Assessing Brittleness of Image-Text Retrieval Benchmarks from Vision-Language Models Perspective

Mariya Hendriksen,Shuo Zhang,Ridho Reinanda,Mohamed Yahya,Edgar Meij,Maarten de Rijke
2024-10-29
Abstract:We examine the brittleness of the image-text retrieval (ITR) evaluation pipeline with a focus on concept granularity. We start by analyzing two common benchmarks, MS-COCO and Flickr30k, and compare them with augmented, fine-grained versions, MS-COCO-FG and Flickr30k-FG, given a specified set of linguistic features capturing concept granularity. Flickr30k-FG and MS COCO-FG consistently give rise to higher scores across all the selected features. To further our understanding of the impact of granularity we consider a novel taxonomy of query perturbations. We apply these perturbations to the selected datasets. We evaluate four diverse state-of-the-art Vision-Language models on both the standard and fine-grained datasets under zero-shot conditions, with and without the applied perturbations. The results demonstrate that although perturbations generally degrade model performance, the fine-grained datasets exhibit a smaller performance drop than their standard counterparts. The relative performance drop across all setups is consistent across all models and datasets, indicating that the issue lies within the benchmarks themselves. We conclude by providing an agenda for improving ITR evaluation pipelines.

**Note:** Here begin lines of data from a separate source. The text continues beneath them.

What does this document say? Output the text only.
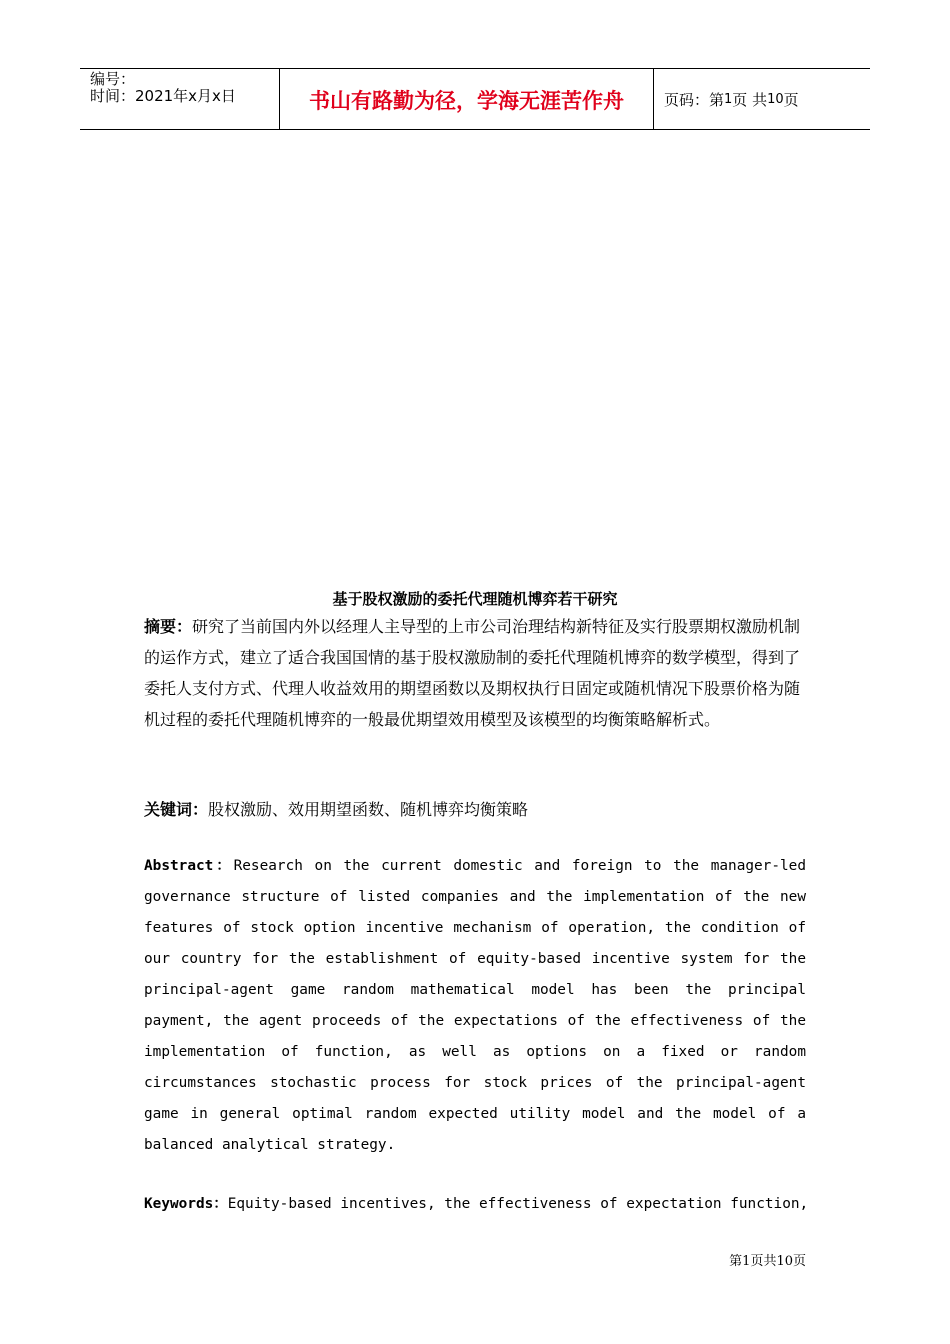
编号：
时间：2021年x月x日	书山有路勤为径，学海无涯苦作舟	页码：第 1 页 共 10 页
基于股权激励的委托代理随机博弈若干研究
摘要：研究了当前国内外以经理人主导型的上市公司治理结构新特征及实行股票期权激励机制的运作方式，建立了适合我国国情的基于股权激励制的委托代理随机博弈的数学模型，得到了委托人支付方式、代理人收益效用的期望函数以及期权执行日固定或随机情况下股票价格为随机过程的委托代理随机博弈的一般最优期望效用模型及该模型的均衡策略解析式。
关键词：股权激励、效用期望函数、随机博弈均衡策略
Abstract：Research on the current domestic and foreign to the manager-led governance structure of listed companies and the implementation of the new features of stock option incentive mechanism of operation, the condition of our country for the establishment of equity-based incentive system for the principal-agent game random mathematical model has been the principal payment, the agent proceeds of the expectations of the effectiveness of the implementation of function, as well as options on a fixed or random circumstances stochastic process for stock prices of the principal-agent game in general optimal random expected utility model and the model of a balanced analytical strategy.
Keywords：Equity-based incentives, the effectiveness of expectation function,
第1页共10页
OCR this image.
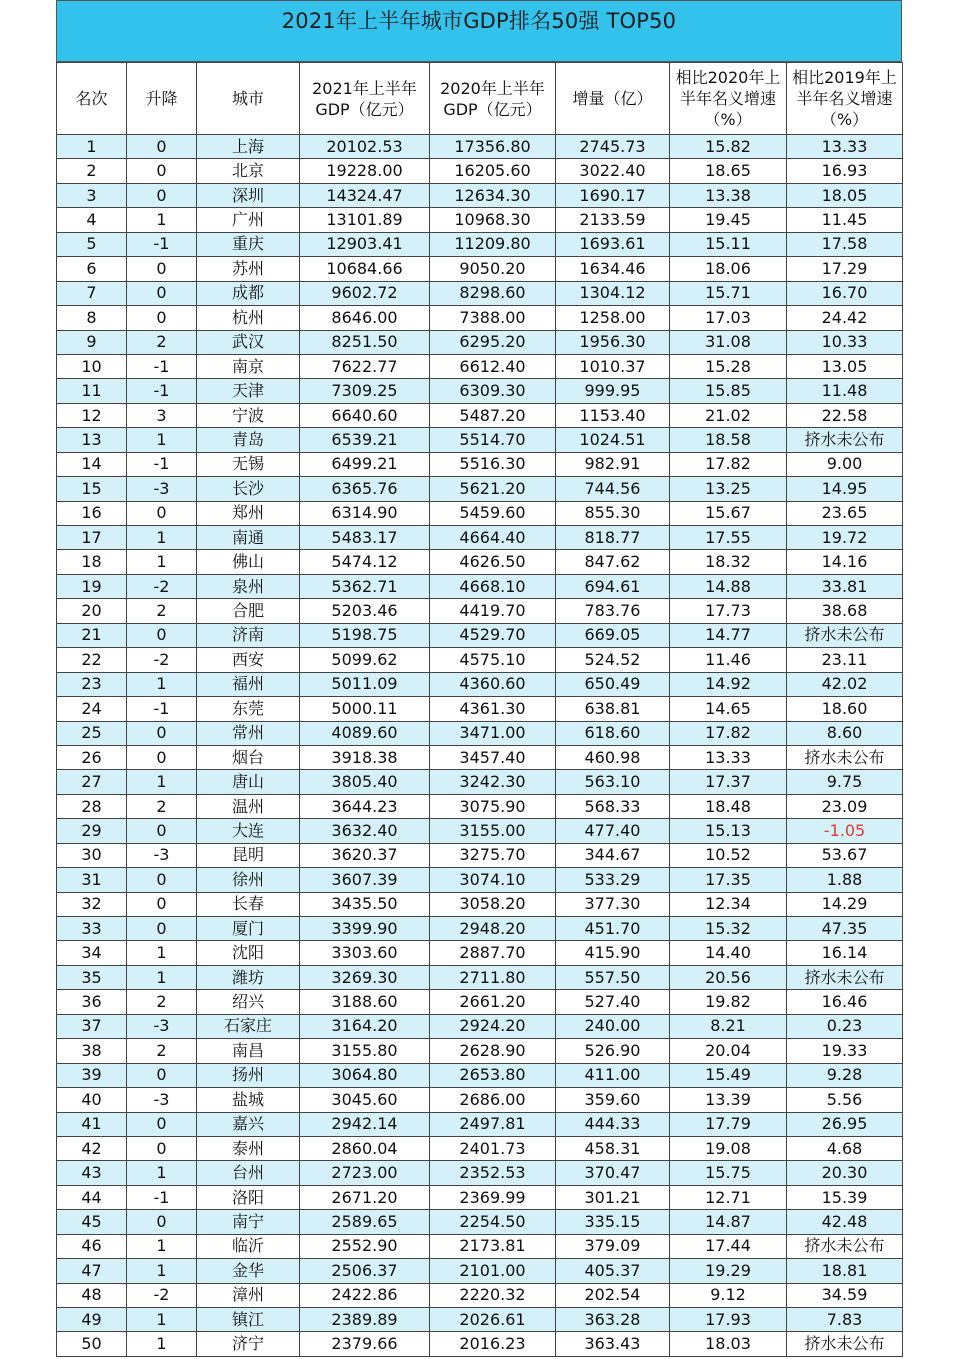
2021年上半年城市GDP排名50强 TOP50
名次	升降	城市	2021年上半年GDP（亿元）	2020年上半年GDP（亿元）	增量（亿）	相比2020年上半年名义增速（%）	相比2019年上半年名义增速（%）
1	0	上海	20102.53	17356.80	2745.73	15.82	13.33
2	0	北京	19228.00	16205.60	3022.40	18.65	16.93
3	0	深圳	14324.47	12634.30	1690.17	13.38	18.05
4	1	广州	13101.89	10968.30	2133.59	19.45	11.45
5	-1	重庆	12903.41	11209.80	1693.61	15.11	17.58
6	0	苏州	10684.66	9050.20	1634.46	18.06	17.29
7	0	成都	9602.72	8298.60	1304.12	15.71	16.70
8	0	杭州	8646.00	7388.00	1258.00	17.03	24.42
9	2	武汉	8251.50	6295.20	1956.30	31.08	10.33
10	-1	南京	7622.77	6612.40	1010.37	15.28	13.05
11	-1	天津	7309.25	6309.30	999.95	15.85	11.48
12	3	宁波	6640.60	5487.20	1153.40	21.02	22.58
13	1	青岛	6539.21	5514.70	1024.51	18.58	挤水未公布
14	-1	无锡	6499.21	5516.30	982.91	17.82	9.00
15	-3	长沙	6365.76	5621.20	744.56	13.25	14.95
16	0	郑州	6314.90	5459.60	855.30	15.67	23.65
17	1	南通	5483.17	4664.40	818.77	17.55	19.72
18	1	佛山	5474.12	4626.50	847.62	18.32	14.16
19	-2	泉州	5362.71	4668.10	694.61	14.88	33.81
20	2	合肥	5203.46	4419.70	783.76	17.73	38.68
21	0	济南	5198.75	4529.70	669.05	14.77	挤水未公布
22	-2	西安	5099.62	4575.10	524.52	11.46	23.11
23	1	福州	5011.09	4360.60	650.49	14.92	42.02
24	-1	东莞	5000.11	4361.30	638.81	14.65	18.60
25	0	常州	4089.60	3471.00	618.60	17.82	8.60
26	0	烟台	3918.38	3457.40	460.98	13.33	挤水未公布
27	1	唐山	3805.40	3242.30	563.10	17.37	9.75
28	2	温州	3644.23	3075.90	568.33	18.48	23.09
29	0	大连	3632.40	3155.00	477.40	15.13	-1.05
30	-3	昆明	3620.37	3275.70	344.67	10.52	53.67
31	0	徐州	3607.39	3074.10	533.29	17.35	1.88
32	0	长春	3435.50	3058.20	377.30	12.34	14.29
33	0	厦门	3399.90	2948.20	451.70	15.32	47.35
34	1	沈阳	3303.60	2887.70	415.90	14.40	16.14
35	1	潍坊	3269.30	2711.80	557.50	20.56	挤水未公布
36	2	绍兴	3188.60	2661.20	527.40	19.82	16.46
37	-3	石家庄	3164.20	2924.20	240.00	8.21	0.23
38	2	南昌	3155.80	2628.90	526.90	20.04	19.33
39	0	扬州	3064.80	2653.80	411.00	15.49	9.28
40	-3	盐城	3045.60	2686.00	359.60	13.39	5.56
41	0	嘉兴	2942.14	2497.81	444.33	17.79	26.95
42	0	泰州	2860.04	2401.73	458.31	19.08	4.68
43	1	台州	2723.00	2352.53	370.47	15.75	20.30
44	-1	洛阳	2671.20	2369.99	301.21	12.71	15.39
45	0	南宁	2589.65	2254.50	335.15	14.87	42.48
46	1	临沂	2552.90	2173.81	379.09	17.44	挤水未公布
47	1	金华	2506.37	2101.00	405.37	19.29	18.81
48	-2	漳州	2422.86	2220.32	202.54	9.12	34.59
49	1	镇江	2389.89	2026.61	363.28	17.93	7.83
50	1	济宁	2379.66	2016.23	363.43	18.03	挤水未公布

Computer Vision and Pattern Recognition,Artificial Intelligence,Information Retrieval
What problem does this paper attempt to address?
The problems that this paper attempts to solve mainly focus on the brittleness of the Image - Text Retrieval (ITR) evaluation benchmark. Specifically: 1. **Concept Granularity**: - Firstly, the paper focuses on the concept granularity problem of ITR datasets. Concept granularity refers to the specificity of the relationship between images and text descriptions. Existing benchmark datasets such as MS - COCO and Flickr30k usually use coarse - grained descriptions, which makes it difficult to evaluate the model's ability to recognize specific objects or attributes. - For this reason, the researchers introduced fine - grained enhanced versions of the datasets, such as MS - COCO - FG and Flickr30k - FG. These datasets contain more contextual details, thus providing more detailed descriptions. 2. **Model Robustness**: - The paper also explores the concept granularity problem from the perspective of model robustness. In practical applications, the image - text retrieval task faces challenges of noise and variation, such as semantic drift and spelling mistakes, which will reduce the model's performance. - The researchers proposed a new evaluation framework. By introducing input perturbations (such as word - order - sensitivity tests, noisy - input tests, etc.), the robustness of the model is evaluated. These perturbations include word - order rearrangement, local word - order changes, interfering information, lexical variants and spelling mistakes, etc. 3. **Evaluation Metrics**: - The paper points out that the existing ITR evaluation metrics usually rely on binary matching between images and text, ignoring the partial semantic overlap that may exist in the real world. Therefore, the researchers proposed a cross - modal evaluation metric, which not only considers the case of perfect matching, but also evaluates the semantic similarity between the query and the candidates. In conclusion, this paper aims to improve the evaluation quality of ITR tasks and the robustness of the model by analyzing the influence of fine - grained datasets on model performance and introducing new evaluation frameworks and metrics.